Artículos de revistas
Is the free-ranging jaguar (Panthera onca) a reservoir for Cytauxzoon felis in Brazil?
Ticks and Tick-borne Diseases, v. 8, n. 4, p. 470-476, 2017.
Jaguar Conservation Fund/Instituto Onça-Pintada
Universidade de São Paulo (USP)
Universidade Estadual Paulista (UNESP)
Universidade Federal de Uberlândia (UFU)
University of California Davis
This study investigated the occurrence of Cytauxzoon felis and Babesia spp. in free-ranging jaguars (Panthera onca), domestic dogs (Canis lupus familiaris) and domestic cats (Felis catus) from the Cerrado, Amazon and Pantanal biomes of Brazil. Blood samples were collected from 30 jaguars, 129 dogs and 22 cats for detection of the 18S rRNA genes of piroplasmids.

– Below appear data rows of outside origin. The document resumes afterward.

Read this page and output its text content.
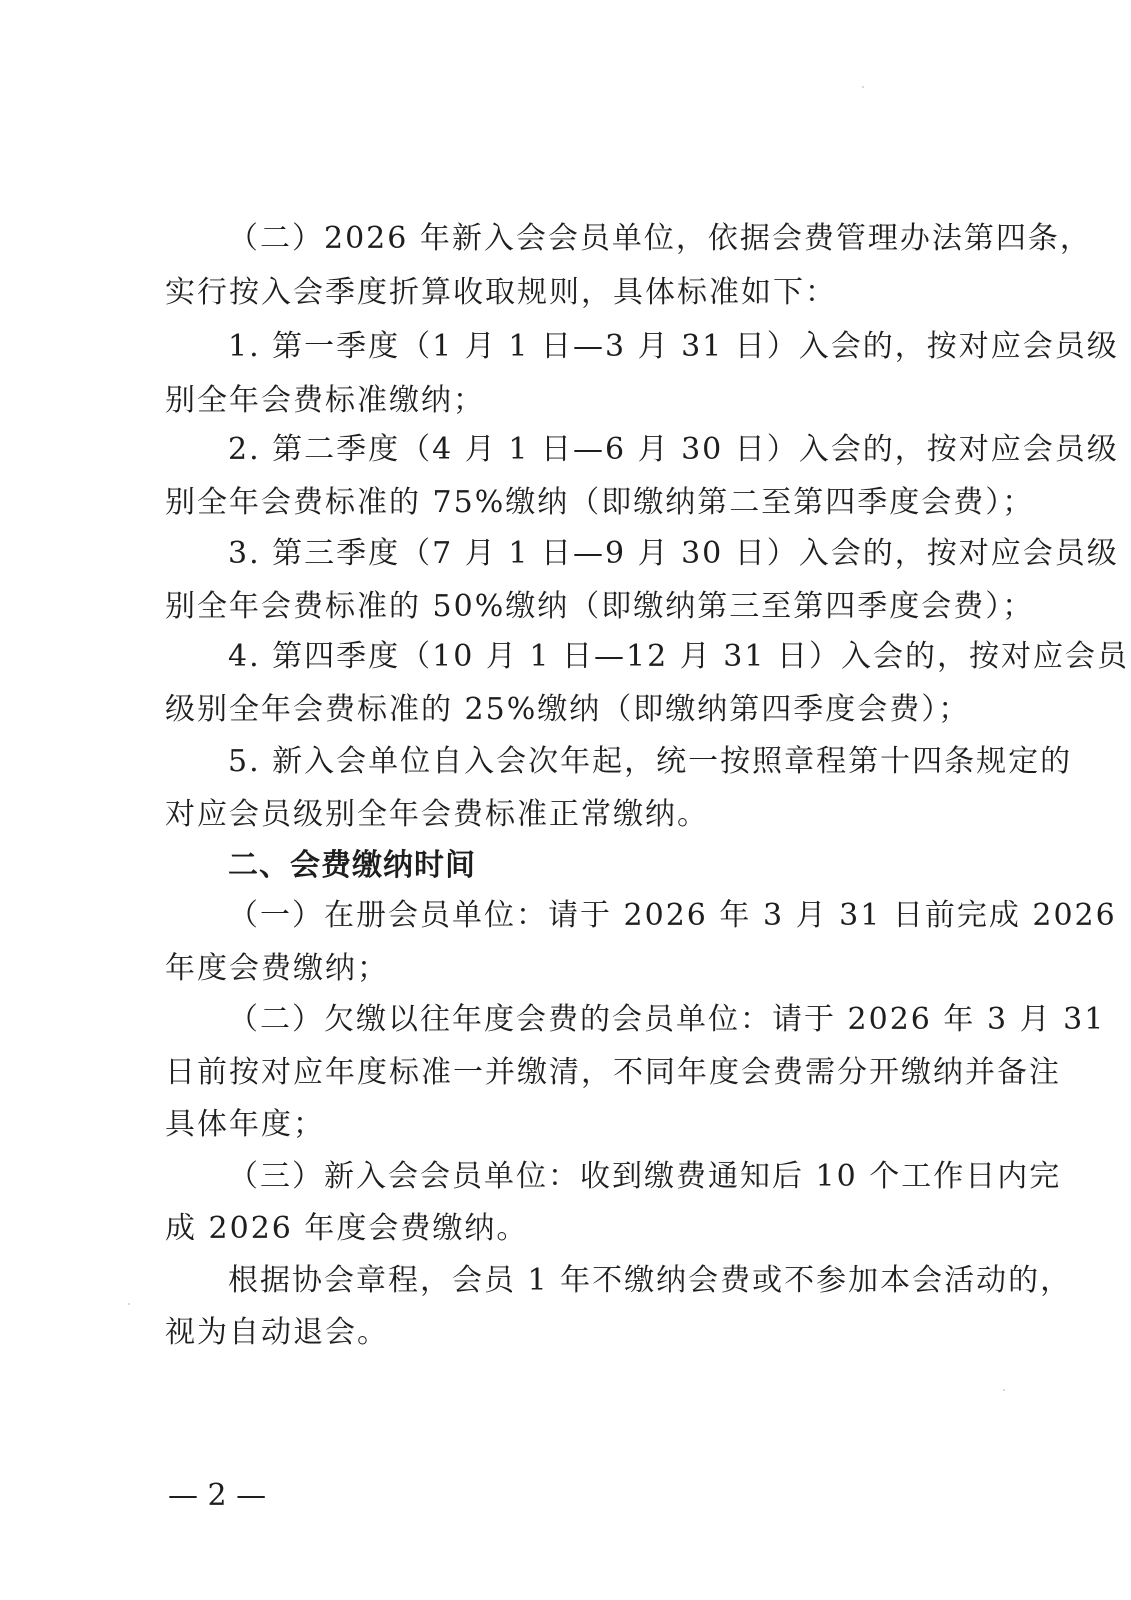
（二）2026 年新入会会员单位，依据会费管理办法第四条，
实行按入会季度折算收取规则，具体标准如下：
1. 第一季度（1 月 1 日—3 月 31 日）入会的，按对应会员级
别全年会费标准缴纳；
2. 第二季度（4 月 1 日—6 月 30 日）入会的，按对应会员级
别全年会费标准的 75%缴纳（即缴纳第二至第四季度会费）；
3. 第三季度（7 月 1 日—9 月 30 日）入会的，按对应会员级
别全年会费标准的 50%缴纳（即缴纳第三至第四季度会费）；
4. 第四季度（10 月 1 日—12 月 31 日）入会的，按对应会员
级别全年会费标准的 25%缴纳（即缴纳第四季度会费）；
5. 新入会单位自入会次年起，统一按照章程第十四条规定的
对应会员级别全年会费标准正常缴纳。
二、会费缴纳时间
（一）在册会员单位：请于 2026 年 3 月 31 日前完成 2026
年度会费缴纳；
（二）欠缴以往年度会费的会员单位：请于 2026 年 3 月 31
日前按对应年度标准一并缴清，不同年度会费需分开缴纳并备注
具体年度；
（三）新入会会员单位：收到缴费通知后 10 个工作日内完
成 2026 年度会费缴纳。
根据协会章程，会员 1 年不缴纳会费或不参加本会活动的，
视为自动退会。
— 2 —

All of the jaguars from the Pantanal (n = 22) and Cerrado (n = 4) and three of four jaguars from the Amazon were positive for C. felis, but no dogs or cats were positive for the agent. All of the jaguars and domestic cats were negative for Babesia spp., while dogs from the Cerrado (7.9%; 5/63) and Amazon (10.6%; 5/47) biomes tested positive for the hemoparasite. Cytauxzoon nucleotide sequences detected were closely related to C. felis; and Babesia nucleotide sequences showed 100% of identity with Babesia vogeli. Although the pathogenicity of Cytauxzoon spp. genotypes that circulate in Brazil is still unknown, free-ranging jaguars probably play an important role in the maintenance of C. felis in nature. In addition, even though there is no evidence of the circulation of Babesia spp. between jaguars and dogs, the presence of this hemoparasite should be monitored in jaguar populations.